SOUTH BURLINGTON — The president of the Export-Import Bank of the United States was in Vermont Tuesday to tour the Beta Technologies electric aircraft manufacturing facility at Patrick Leahy Burlington International Airport off Williston Road that it helped build with a $169 million loan.
Reta Jo Lewis, who is also chair of the board of directors of the bank, wanted to see firsthand how the loan the bank provided to Beta in November was being put to use, creating jobs and producing products for export, the mission of the bank. The bank serves as the official export credit agency of the United States.
Beta has already signed a deal to provide electric aircraft to Air New Zealand and has other potential customers in countries such as India, Japan and Canada.
“We work every day in support of U.S. jobs facilitating exports,” Lewis said. “We can make it in America and we can export it from America.”
A high standard of quality drives Beta to use U.S. suppliers
Lewis was joined by Kyle Clark, founder and chief executive officer of Beta, and Owen Herrnstadt, a member of the board of directors of the Export-Import Bank. Clark said he was proud to answer Herrnstadt’s questions as the trio toured the factory floor.
“He was asking where the machinings were being made, where the semi-conductors were from, where the carbon fiber was being molded as those pieces of the supply chain were coming together to do the final assembly here,” Clark said. “We were proud to answer Salt Lake, Dallas, Michigan, New York, coming out of the D.C. area. A lot of the pieces and parts of our airplane are strategically domestically sourced.”
More: Electric airplane builder Beta Technologies is hiring and ushering in a new age of aviation
Clark explained that aerospace has a high standard of quality that requires being very engaged with the supply chain and vice-versa.

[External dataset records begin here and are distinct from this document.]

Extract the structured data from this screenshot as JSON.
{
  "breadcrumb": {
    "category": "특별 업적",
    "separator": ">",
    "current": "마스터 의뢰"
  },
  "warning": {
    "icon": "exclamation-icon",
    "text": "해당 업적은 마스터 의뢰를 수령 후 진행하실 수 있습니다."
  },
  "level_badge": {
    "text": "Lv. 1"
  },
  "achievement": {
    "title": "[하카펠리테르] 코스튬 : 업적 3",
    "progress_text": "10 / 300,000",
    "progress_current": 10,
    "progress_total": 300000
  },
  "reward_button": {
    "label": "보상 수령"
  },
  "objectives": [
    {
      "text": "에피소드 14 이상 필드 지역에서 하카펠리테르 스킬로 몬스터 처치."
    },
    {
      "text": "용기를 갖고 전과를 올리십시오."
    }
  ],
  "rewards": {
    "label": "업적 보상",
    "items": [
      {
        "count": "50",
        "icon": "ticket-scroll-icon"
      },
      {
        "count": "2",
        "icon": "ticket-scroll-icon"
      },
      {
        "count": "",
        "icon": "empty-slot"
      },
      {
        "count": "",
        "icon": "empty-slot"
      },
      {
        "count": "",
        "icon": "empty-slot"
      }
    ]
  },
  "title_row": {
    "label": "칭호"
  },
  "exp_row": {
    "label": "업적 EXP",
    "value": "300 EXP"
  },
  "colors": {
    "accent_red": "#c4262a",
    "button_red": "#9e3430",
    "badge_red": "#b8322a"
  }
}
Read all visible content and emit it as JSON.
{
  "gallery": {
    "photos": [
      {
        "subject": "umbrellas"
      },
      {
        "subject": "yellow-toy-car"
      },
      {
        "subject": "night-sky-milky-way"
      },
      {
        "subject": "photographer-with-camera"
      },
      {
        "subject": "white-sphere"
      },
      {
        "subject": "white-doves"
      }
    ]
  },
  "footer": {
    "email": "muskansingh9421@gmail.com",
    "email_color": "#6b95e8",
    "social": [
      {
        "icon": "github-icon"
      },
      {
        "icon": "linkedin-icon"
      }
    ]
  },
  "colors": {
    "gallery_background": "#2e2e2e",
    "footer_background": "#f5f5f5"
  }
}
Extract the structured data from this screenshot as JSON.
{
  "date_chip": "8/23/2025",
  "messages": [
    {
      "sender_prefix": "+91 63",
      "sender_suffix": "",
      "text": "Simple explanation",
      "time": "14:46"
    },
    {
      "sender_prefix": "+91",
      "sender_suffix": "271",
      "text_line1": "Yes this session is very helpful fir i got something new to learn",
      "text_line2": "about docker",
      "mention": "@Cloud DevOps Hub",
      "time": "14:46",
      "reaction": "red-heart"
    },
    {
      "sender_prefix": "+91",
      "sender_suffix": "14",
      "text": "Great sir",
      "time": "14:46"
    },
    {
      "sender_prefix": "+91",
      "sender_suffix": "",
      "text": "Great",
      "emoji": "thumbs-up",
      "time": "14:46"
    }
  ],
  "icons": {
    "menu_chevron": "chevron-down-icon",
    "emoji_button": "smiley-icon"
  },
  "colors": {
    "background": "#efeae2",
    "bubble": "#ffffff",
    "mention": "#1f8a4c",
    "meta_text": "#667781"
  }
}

“So it drives to a more domestic supply chain and also makes for a lot of pride in the products we’re producing in this facility,” Clark said.
Beta puts a smile on bank president’s face
Lewis made it clear she was pleased with how the bank’s money was put to work.
“You’re talking with a company that’s all about the greening of aviation,” she said. “You go inside and meet the men and women who are transforming aviation. How can you not be excited? How can you not come out here with a smile on our face? Vermont is the place that is going to be one of the key drivers of the future of aviation, done here at Beta.”
Clark said the current manufacturing facility will employ about 800 people when it’s fully up and running and will produce 300 electric aircraft per year. Over the next 18 months, he said Beta will probably break ground on the second half of the facility, doubling its size and potentially making it the largest producer of small general aviation aircraft in the country.
“If we can say that the largest producer of aircraft is now producing a sustainable green electric aircraft, then I will say that will be our first win,” Clark said.